Philippine Embassy - Tokyo, Japan > The Philippines’ Contribution To International Peace, Security and The Rule of Law Through Determined Efforts To Curb The Illicit Traffic of Conventional Arms

The Philippines’ Contribution To International Peace, Security and The Rule of Law Through Determined Efforts To Curb The Illicit Traffic of Conventional Arms

Special Envoy for Transnational Crime Bruce Concepcion delivers the Philippine statement on its commitment to the principles and goals of the Arms Trade Treaty.

Special Envoy for Transnational Crime Bruce Concepcion delivers the Philippine statement on its commitment to the principles and goals of the Arms Trade Treaty.

At the Fourth Conference of States Party to the Arms Trade Treaty in Tokyo, the Philippine delegation, led by Special Envoy on Transnational Crime Bruce Concepcion, presented the Philippine position on the Arms Trade Treaty, and reiterated Philippine commitment to the treaty’s principles and goals.

In his intervention, he pointed out that the Philippines, active in all the discussions surrounding the treaty since its proposal in 2006, was the first Southeast Asian country to sign the treaty. The Philippines’ active participation in this treaty stems from its belief in strong regulation of the arms trade to address the security, social, economic and humanitarian consequences of the illicit and unregulated trade in conventional arms and their illicit diversion. Special Envoy Concepcion stressed the Philippines’ commitment to playing its due role in upholding international peace, security and the rule of law. He presented the determined efforts of the Duterte administration to address a problem which impacts the condition and quality of people’s lives and the realization of a safe and secure society.

He explained the country’s strong measures and regulations and the coordinated action of all branches of government to implement the treaty even as the Philippines is still in the process of its ratification. Among robust measures of the Philippine Government are the regulation of the ownership, possession, carriage, manufacture, and dealing in and importation of firearms, ammunition or parts, the regulation through Customs Management and Tariff Act of export or import of sensitive items, and the prevention of proliferation of WMDs and their means of delivery through the Strategic Trade Management Act.

He shared that the Philippines’ commitment to curb proliferation and the illicit transfer of conventional arms is also pursued through its regional and international engagements. In February 2018, with the support of the Arms Trade Treaty’s Voluntary Trust Fund, a Training Course on Licensing, Investigation, and Enforcement Policies and Procedures in relation to the treaty was held. Through practices shared by States Party and expert groups in the framework of the Arms Trade Treaty, Philippine law enforcement and armed services are looking to enhance management of seized, confiscated and surrendered firearms, and to work with the European Union on more comprehensive regulation of the arms trade and strategic goods through risk assessment and other activities.

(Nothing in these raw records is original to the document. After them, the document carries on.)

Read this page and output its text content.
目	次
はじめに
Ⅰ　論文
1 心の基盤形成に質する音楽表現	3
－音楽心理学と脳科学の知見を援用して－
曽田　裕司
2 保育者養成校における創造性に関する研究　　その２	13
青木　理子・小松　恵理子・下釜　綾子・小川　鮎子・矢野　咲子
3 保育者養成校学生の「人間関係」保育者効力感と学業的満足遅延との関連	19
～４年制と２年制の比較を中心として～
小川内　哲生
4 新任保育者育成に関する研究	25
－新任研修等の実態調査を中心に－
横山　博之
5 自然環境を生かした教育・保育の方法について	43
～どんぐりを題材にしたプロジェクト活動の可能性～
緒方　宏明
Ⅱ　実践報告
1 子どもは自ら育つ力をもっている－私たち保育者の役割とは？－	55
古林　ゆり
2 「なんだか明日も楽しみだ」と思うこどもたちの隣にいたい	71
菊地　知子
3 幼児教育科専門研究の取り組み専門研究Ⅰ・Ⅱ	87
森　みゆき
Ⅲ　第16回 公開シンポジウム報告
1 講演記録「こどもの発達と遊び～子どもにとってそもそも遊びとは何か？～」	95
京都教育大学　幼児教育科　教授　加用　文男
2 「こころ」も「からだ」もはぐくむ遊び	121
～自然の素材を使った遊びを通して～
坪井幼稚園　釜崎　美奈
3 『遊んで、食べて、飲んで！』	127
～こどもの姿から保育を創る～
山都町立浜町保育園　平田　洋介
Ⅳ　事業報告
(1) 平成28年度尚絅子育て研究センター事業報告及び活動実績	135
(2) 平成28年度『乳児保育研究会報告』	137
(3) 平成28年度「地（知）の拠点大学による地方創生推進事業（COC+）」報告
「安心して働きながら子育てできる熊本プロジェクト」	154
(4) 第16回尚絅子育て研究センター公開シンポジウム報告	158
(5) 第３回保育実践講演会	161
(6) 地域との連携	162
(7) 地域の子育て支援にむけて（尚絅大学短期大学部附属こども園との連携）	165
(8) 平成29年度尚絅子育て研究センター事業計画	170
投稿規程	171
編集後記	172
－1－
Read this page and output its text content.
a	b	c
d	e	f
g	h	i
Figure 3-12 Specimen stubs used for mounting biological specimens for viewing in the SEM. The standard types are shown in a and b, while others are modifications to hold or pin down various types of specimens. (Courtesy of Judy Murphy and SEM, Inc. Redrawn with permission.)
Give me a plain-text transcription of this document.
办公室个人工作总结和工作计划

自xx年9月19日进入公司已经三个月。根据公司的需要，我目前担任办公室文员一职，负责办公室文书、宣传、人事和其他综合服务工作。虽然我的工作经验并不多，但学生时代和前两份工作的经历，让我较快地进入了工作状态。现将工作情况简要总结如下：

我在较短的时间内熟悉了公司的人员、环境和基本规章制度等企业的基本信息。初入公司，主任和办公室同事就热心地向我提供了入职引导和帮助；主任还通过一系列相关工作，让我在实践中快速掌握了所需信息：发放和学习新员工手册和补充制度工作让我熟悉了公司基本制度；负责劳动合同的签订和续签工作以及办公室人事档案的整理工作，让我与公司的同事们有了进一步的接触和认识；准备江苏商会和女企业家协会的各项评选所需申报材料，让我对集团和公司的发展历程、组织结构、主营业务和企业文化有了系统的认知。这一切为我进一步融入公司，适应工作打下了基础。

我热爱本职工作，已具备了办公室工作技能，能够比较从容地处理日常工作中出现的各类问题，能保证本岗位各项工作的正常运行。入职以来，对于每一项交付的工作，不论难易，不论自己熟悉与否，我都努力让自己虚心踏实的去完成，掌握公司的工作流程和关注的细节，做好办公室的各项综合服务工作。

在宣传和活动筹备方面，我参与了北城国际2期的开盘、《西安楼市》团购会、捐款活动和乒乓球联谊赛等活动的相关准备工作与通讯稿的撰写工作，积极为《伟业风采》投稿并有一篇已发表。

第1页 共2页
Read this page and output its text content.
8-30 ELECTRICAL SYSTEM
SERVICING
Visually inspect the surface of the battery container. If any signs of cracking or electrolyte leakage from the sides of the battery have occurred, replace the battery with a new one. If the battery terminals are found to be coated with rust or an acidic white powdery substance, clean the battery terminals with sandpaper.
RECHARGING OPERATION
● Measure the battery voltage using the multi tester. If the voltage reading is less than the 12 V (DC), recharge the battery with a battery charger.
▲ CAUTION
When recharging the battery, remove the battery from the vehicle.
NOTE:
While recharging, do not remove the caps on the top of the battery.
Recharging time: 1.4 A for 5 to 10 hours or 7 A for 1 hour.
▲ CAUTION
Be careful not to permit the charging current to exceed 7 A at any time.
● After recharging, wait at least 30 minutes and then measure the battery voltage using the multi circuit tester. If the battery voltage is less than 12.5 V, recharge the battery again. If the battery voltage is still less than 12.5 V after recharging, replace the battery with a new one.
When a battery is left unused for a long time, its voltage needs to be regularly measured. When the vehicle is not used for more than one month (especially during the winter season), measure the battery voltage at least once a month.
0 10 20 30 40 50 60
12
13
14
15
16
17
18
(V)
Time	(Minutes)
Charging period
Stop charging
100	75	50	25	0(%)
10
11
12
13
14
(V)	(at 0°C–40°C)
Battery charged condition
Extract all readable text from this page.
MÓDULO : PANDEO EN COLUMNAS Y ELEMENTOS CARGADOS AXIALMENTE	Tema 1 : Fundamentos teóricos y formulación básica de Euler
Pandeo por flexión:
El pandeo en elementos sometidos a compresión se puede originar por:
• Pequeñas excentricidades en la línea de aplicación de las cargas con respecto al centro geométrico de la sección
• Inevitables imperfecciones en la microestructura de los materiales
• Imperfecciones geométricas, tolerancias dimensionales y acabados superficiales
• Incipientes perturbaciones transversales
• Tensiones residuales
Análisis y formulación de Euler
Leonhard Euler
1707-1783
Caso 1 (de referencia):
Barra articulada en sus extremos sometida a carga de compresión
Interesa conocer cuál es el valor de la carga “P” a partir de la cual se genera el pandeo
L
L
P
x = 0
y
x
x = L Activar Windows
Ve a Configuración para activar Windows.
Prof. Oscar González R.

The Philippines signed the Treaty on 25 September 2013. The Arms Trade Treaty currently has 97 States Party. It was opened for signature on 03 June 2013, and entered into force on 24 December 2014. It was first adopted by the UN General Assembly to regulate international trade in conventional arms by establishing the highest international standards and to prevent and eradicate illicit trade and diversion of conventional arms.